In the spring issue of Shipherd’s Record, a special collection of stories shared more about Mott Academic Center’s past and future in “If These Walls Could Talk.” Mott has not stood still. It is alive, and it’s moving toward the next 50 years. This piece was written by Joan (Peterson) Littman ’67. She shares her experience as a student at The University of Olivet during the demolition of Mather Hall and the construction of Mott Academic Center. Read the full magazine online now.
I had my very first Olivet class in Mather Hall – September 1963 – Theatrical Production with Theatre Director Bill Beard – front north lecture hall. I entered as high school graduate and left as “Miss Peterson,” Olivet freshman.
Before entering the room, which was wrapped on two sides by huge double hung windows that carried the wavy imperfections of very old glass and sported real “blackboards” made of actual slate, I experienced the “Mather smell” – the seemingly ever-present combination of sulfur, formaldehyde, dust, and old wood, which emanated from the full complement of ongoing science classes. I had also passed the glass display cases containing a rather impressive collection of dusty scientific specimens.
When asked to give some impressions of the Mather/ Mott site, I was amazed at the specific detail tucked away deeply in my memory. Seeing the building razed seemed like a real historical as well as emotional loss. The scramble for adequate class space was a pain and looking back after 48 years as a teacher, it must have been a real struggle for Drs. Gruen, Fleming, and Speare to provide adequate lab experiences.

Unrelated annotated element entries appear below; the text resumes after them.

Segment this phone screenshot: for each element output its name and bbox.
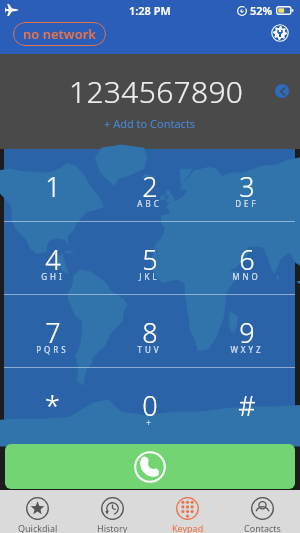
staticText: 0 <box>142 387 158 424</box>
staticText: 8 <box>142 314 158 351</box>
staticText: 1:28 PM <box>129 3 171 18</box>
button[interactable]: + Add to Contacts <box>98 114 202 133</box>
button[interactable]: Quickdial <box>0 490 75 533</box>
staticText: WXYZ <box>230 344 264 355</box>
staticText: * <box>45 387 60 424</box>
staticText: GHI <box>41 271 65 282</box>
button[interactable]: 2 <box>101 149 198 221</box>
button[interactable]: 0 <box>101 368 198 440</box>
staticText: 4 <box>45 241 61 278</box>
staticText: 7 <box>45 314 61 351</box>
staticText: # <box>238 387 256 424</box>
staticText: 3 <box>239 168 255 205</box>
button[interactable]: 7 <box>4 295 101 367</box>
staticText: 5 <box>142 241 158 278</box>
staticText: 1 <box>45 168 61 205</box>
staticText: Quickdial <box>18 522 58 533</box>
staticText: + Add to Contacts <box>104 116 196 131</box>
button[interactable]: no network <box>13 22 106 46</box>
button[interactable]: Keypad <box>150 490 225 533</box>
button[interactable]: 1 <box>4 149 101 221</box>
staticText: MNO <box>232 271 261 282</box>
staticText: TUV <box>137 344 162 355</box>
staticText: 52% <box>250 3 273 18</box>
button[interactable]: 8 <box>101 295 198 367</box>
staticText: 1234567890 <box>69 71 244 112</box>
button[interactable]: # <box>198 368 295 440</box>
button[interactable]: 9 <box>198 295 295 367</box>
staticText: JKL <box>139 271 160 282</box>
button[interactable]: Call <box>5 444 295 489</box>
staticText: 9 <box>239 314 255 351</box>
staticText: Contacts <box>244 522 281 533</box>
staticText: 2 <box>142 168 158 205</box>
staticText: ABC <box>137 198 162 209</box>
button[interactable]: Backspace <box>275 84 289 98</box>
button[interactable]: 5 <box>101 222 198 294</box>
button[interactable]: * <box>4 368 101 440</box>
staticText: Keypad <box>172 522 204 533</box>
staticText: PQRS <box>36 344 69 355</box>
button[interactable]: Contacts <box>225 490 300 533</box>
staticText: no network <box>23 25 96 43</box>
button[interactable]: 6 <box>198 222 295 294</box>
button[interactable]: History <box>75 490 150 533</box>
button[interactable]: Settings <box>270 23 289 42</box>
staticText: + <box>146 417 154 428</box>
button[interactable]: 4 <box>4 222 101 294</box>
staticText: DEF <box>235 198 259 209</box>
staticText: 6 <box>239 241 255 278</box>
button[interactable]: 3 <box>198 149 295 221</box>
staticText: History <box>97 522 128 533</box>
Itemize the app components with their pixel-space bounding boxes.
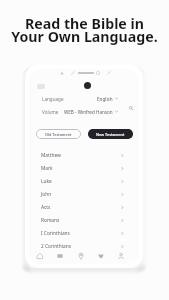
- button[interactable]: Romans: [29, 214, 139, 227]
- staticText: Language: [42, 96, 64, 102]
- staticText: Mark: [41, 165, 53, 172]
- staticText: WEB - Winfred Hanson: [64, 109, 113, 115]
- staticText: Romans: [41, 217, 60, 224]
- button[interactable]: Library: [53, 249, 67, 263]
- button[interactable]: New Testament: [88, 129, 133, 139]
- button[interactable]: 2 Corinthians: [29, 240, 139, 253]
- staticText: I Corinthians: [41, 230, 70, 237]
- staticText: Old Testament: [45, 132, 72, 137]
- button[interactable]: Favorites: [94, 249, 108, 263]
- button[interactable]: Mark: [29, 162, 139, 175]
- staticText: Volume: [42, 109, 59, 115]
- staticText: English: [97, 96, 113, 102]
- button[interactable]: Luke: [29, 175, 139, 188]
- button[interactable]: Volume: [29, 107, 139, 116]
- staticText: New Testament: [96, 132, 125, 137]
- button[interactable]: John: [29, 188, 139, 201]
- button[interactable]: Old Testament: [36, 129, 81, 139]
- staticText: Luke: [41, 178, 52, 185]
- button[interactable]: Matthew: [29, 149, 139, 162]
- staticText: Read the Bible in Your Own Language.: [11, 14, 158, 46]
- button[interactable]: Language: [29, 94, 139, 103]
- staticText: Acts: [41, 204, 51, 211]
- button[interactable]: Profile: [114, 249, 128, 263]
- button[interactable]: Menu: [37, 84, 45, 89]
- staticText: 2 Corinthians: [41, 243, 71, 250]
- staticText: John: [41, 191, 52, 198]
- staticText: Matthew: [41, 152, 61, 159]
- button[interactable]: Discover: [74, 249, 88, 263]
- button[interactable]: Acts: [29, 201, 139, 214]
- button[interactable]: I Corinthians: [29, 227, 139, 240]
- button[interactable]: Home: [33, 249, 47, 263]
- button[interactable]: Search: [128, 105, 134, 111]
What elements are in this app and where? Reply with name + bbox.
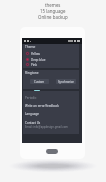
button[interactable]: Synchronize [56, 79, 76, 84]
staticText: Write an error/feedback [25, 104, 59, 108]
button[interactable]: Custom [30, 79, 49, 84]
staticText: 15 language [40, 8, 66, 14]
button[interactable]: Deep blue [23, 57, 79, 62]
staticText: themes [45, 2, 61, 8]
staticText: Yellow [31, 52, 40, 56]
button[interactable]: Pink [23, 62, 79, 67]
staticText: Contact Us [25, 121, 41, 125]
staticText: Custom [34, 80, 45, 84]
staticText: Theme [25, 45, 36, 49]
staticText: Email: info@appdesign.gmail.com [25, 125, 68, 129]
staticText: Pink [31, 63, 38, 67]
staticText: Periodic [25, 96, 37, 100]
staticText: Synchronize [58, 80, 74, 84]
staticText: Language [25, 112, 40, 116]
staticText: Deep blue [31, 58, 46, 62]
button[interactable]: Contact Us [23, 120, 79, 125]
staticText: Online backup [38, 14, 68, 20]
button[interactable]: Yellow [23, 51, 79, 56]
button[interactable]: Write an error/feedback [23, 103, 79, 108]
button[interactable]: Language [23, 111, 79, 116]
staticText: Ringtone [25, 71, 39, 75]
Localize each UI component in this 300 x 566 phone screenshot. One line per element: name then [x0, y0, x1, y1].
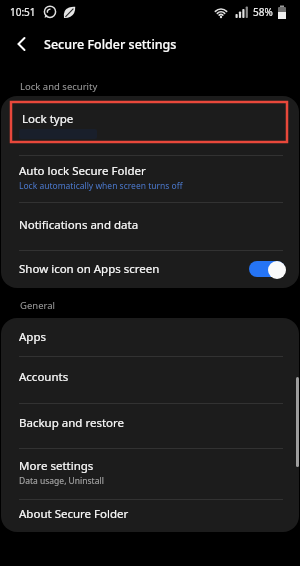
staticText: Notifications and data	[19, 217, 139, 233]
staticText: More settings	[19, 458, 94, 474]
staticText: 10:51	[10, 5, 36, 19]
button[interactable]: Accounts	[1, 357, 299, 403]
button[interactable]: Show icon on Apps screen	[1, 251, 299, 288]
staticText: Lock type	[22, 111, 74, 127]
staticText: Lock and security	[20, 80, 98, 93]
staticText: Show icon on Apps screen	[19, 261, 160, 277]
button[interactable]	[0, 24, 44, 64]
staticText: General	[20, 299, 56, 312]
staticText: Accounts	[19, 369, 69, 385]
staticText: 58%	[253, 5, 273, 19]
staticText: Secure Folder settings	[44, 36, 177, 53]
button[interactable]: Notifications and data	[1, 203, 299, 250]
staticText: About Secure Folder	[19, 506, 129, 522]
button[interactable]: About Secure Folder	[1, 500, 299, 532]
button[interactable]: More settings	[1, 449, 299, 499]
button[interactable]: Backup and restore	[1, 404, 299, 448]
staticText: Auto lock Secure Folder	[19, 163, 146, 179]
button[interactable]: Auto lock Secure Folder	[1, 156, 299, 202]
staticText: Apps	[19, 329, 47, 345]
staticText: Backup and restore	[19, 415, 125, 431]
button[interactable]: Lock type	[1, 96, 299, 155]
staticText: Lock automatically when screen turns off	[19, 180, 183, 192]
button[interactable]: Apps	[1, 318, 299, 356]
staticText: Data usage, Uninstall	[19, 475, 104, 487]
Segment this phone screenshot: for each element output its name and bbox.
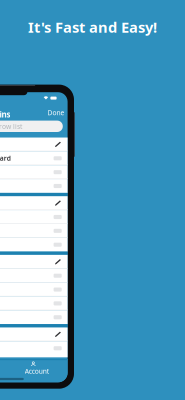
- button[interactable]: Edit item: [0, 327, 68, 341]
- button[interactable]: [0, 269, 68, 283]
- staticText: Logins: [0, 109, 10, 120]
- button[interactable]: [0, 283, 68, 296]
- button[interactable]: [0, 238, 68, 252]
- button[interactable]: Credit Card: [0, 151, 68, 165]
- button[interactable]: [0, 165, 68, 179]
- staticText: It's Fast and Easy!: [28, 17, 157, 37]
- button[interactable]: Done: [43, 109, 65, 117]
- button[interactable]: Type to narrow list: [0, 121, 63, 132]
- staticText: Done: [48, 108, 65, 117]
- staticText: Account: [25, 367, 49, 376]
- button[interactable]: [0, 296, 68, 310]
- button[interactable]: Account: [16, 360, 58, 374]
- button[interactable]: Edit item: [0, 138, 68, 151]
- button[interactable]: [0, 179, 68, 193]
- staticText: Credit Card: [0, 154, 11, 163]
- button[interactable]: Edit item: [0, 255, 68, 269]
- staticText: Type to narrow list: [0, 122, 22, 131]
- button[interactable]: [0, 224, 68, 238]
- button[interactable]: [0, 341, 68, 357]
- button[interactable]: Edit item: [0, 196, 68, 210]
- button[interactable]: [0, 210, 68, 224]
- button[interactable]: [0, 310, 68, 324]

It is the responsibility of educational institutions to provide current experiences, research methods, and best instructional practices for their students. I believe Olivet has always endeavored to do that. The decision to disrupt class time with the major renovations and seek committed donors who believe in the astounding lifelong relationships and successful futures that go forth from this relatively tiny place isn’t easy.
I’m sure I am joined by thousands of alums as I say thank you to all individuals and philanthropic institutions – especially the Mott Foundation – for their solid belief in quality educational experiences.